Unfortunately, the same can be said about Thompson’s acquisitions this year, two in particular — tight ends Martellus Bennett and Lance Kendricks. If you’re stuck with an inexperienced quarterback, the short passing game is essential, but whatever the Packers paid Bennett and Kendricks was wasted money.
I often say on this blog (because it’s true) that doing nothing is better than doing the wrong thing. A lot of Packer fans want to see Thompson replaced by Eliot Wolf, the Packers’ director — football operations, and son of Ron. The young Wolf was a candidate for the Giants’ GM job, and is reported to be a candidate for other positions. Thompson has gotten enormous plaudits in the NFL for his ability to evaluate talent, but evidently that’s no longer working so well in Green Bay. Tom Silverstein notes the Packers have more room to pursue free agents next year due to a larger salary cap, but for every Charles Woodson, the Packers have had a Joe Johnson and then some. (Though it’s not as if the Packers have done very well in the draft, as previously noted.)

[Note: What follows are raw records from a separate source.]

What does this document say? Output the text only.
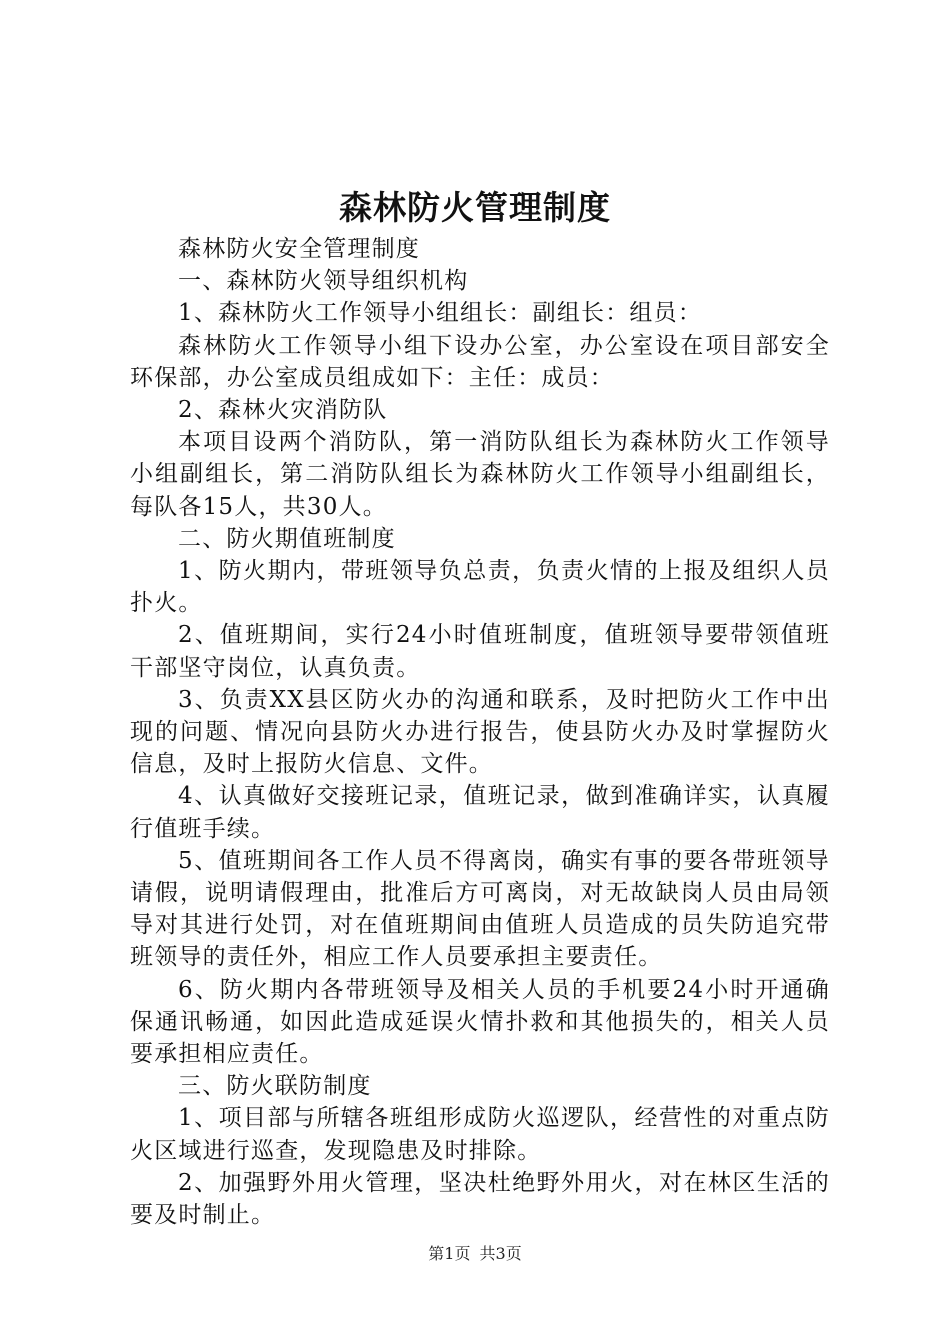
森林防火管理制度

森林防火安全管理制度

一、森林防火领导组织机构

1、森林防火工作领导小组组长：副组长：组员：

森林防火工作领导小组下设办公室，办公室设在项目部安全环保部，办公室成员组成如下：主任：成员：

2、森林火灾消防队

本项目设两个消防队，第一消防队组长为森林防火工作领导小组副组长，第二消防队组长为森林防火工作领导小组副组长，每队各15人，共30人。

二、防火期值班制度

1、防火期内，带班领导负总责，负责火情的上报及组织人员扑火。

2、值班期间，实行24小时值班制度，值班领导要带领值班干部坚守岗位，认真负责。

3、负责XX县区防火办的沟通和联系，及时把防火工作中出现的问题、情况向县防火办进行报告，使县防火办及时掌握防火信息，及时上报防火信息、文件。

4、认真做好交接班记录，值班记录，做到准确详实，认真履行值班手续。

5、值班期间各工作人员不得离岗，确实有事的要各带班领导请假，说明请假理由，批准后方可离岗，对无故缺岗人员由局领导对其进行处罚，对在值班期间由值班人员造成的员失防追究带班领导的责任外，相应工作人员要承担主要责任。

6、防火期内各带班领导及相关人员的手机要24小时开通确保通讯畅通，如因此造成延误火情扑救和其他损失的，相关人员要承担相应责任。

三、防火联防制度

1、项目部与所辖各班组形成防火巡逻队，经营性的对重点防火区域进行巡查，发现隐患及时排除。

2、加强野外用火管理，坚决杜绝野外用火，对在林区生活的要及时制止。

第1页 共3页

As for McCarthy, he would be snapped up nearly immediately if fired. That may be OK to some fans, but Packer fans who remember the franchise’s history should remember that a new coach doesn’t necessarily lead to better on-the-field results (see Bengtson, Phil, and Rhodes, Ray). A new GM and coach would likely mean you could write off the 2018 season, and even if Rodgers returns (which is far from a sure thing), he doesn’t have that many years left.
The real reason for this season’s failure is Thompson’s responsibility — players, or lack thereof. Schemes don’t matter as much as you’d think, and coaching matters, but not as much as player talent does. Blame Capers if you like for poor defensive play, but Capers can only work with what he’s provided, and it’s not as if he forgot how to coach in the past few seasons. I have yet to read anyone with actual NFL expertise claim the Packers are running a bad defensive scheme. It’s always the players, for better and/or worse.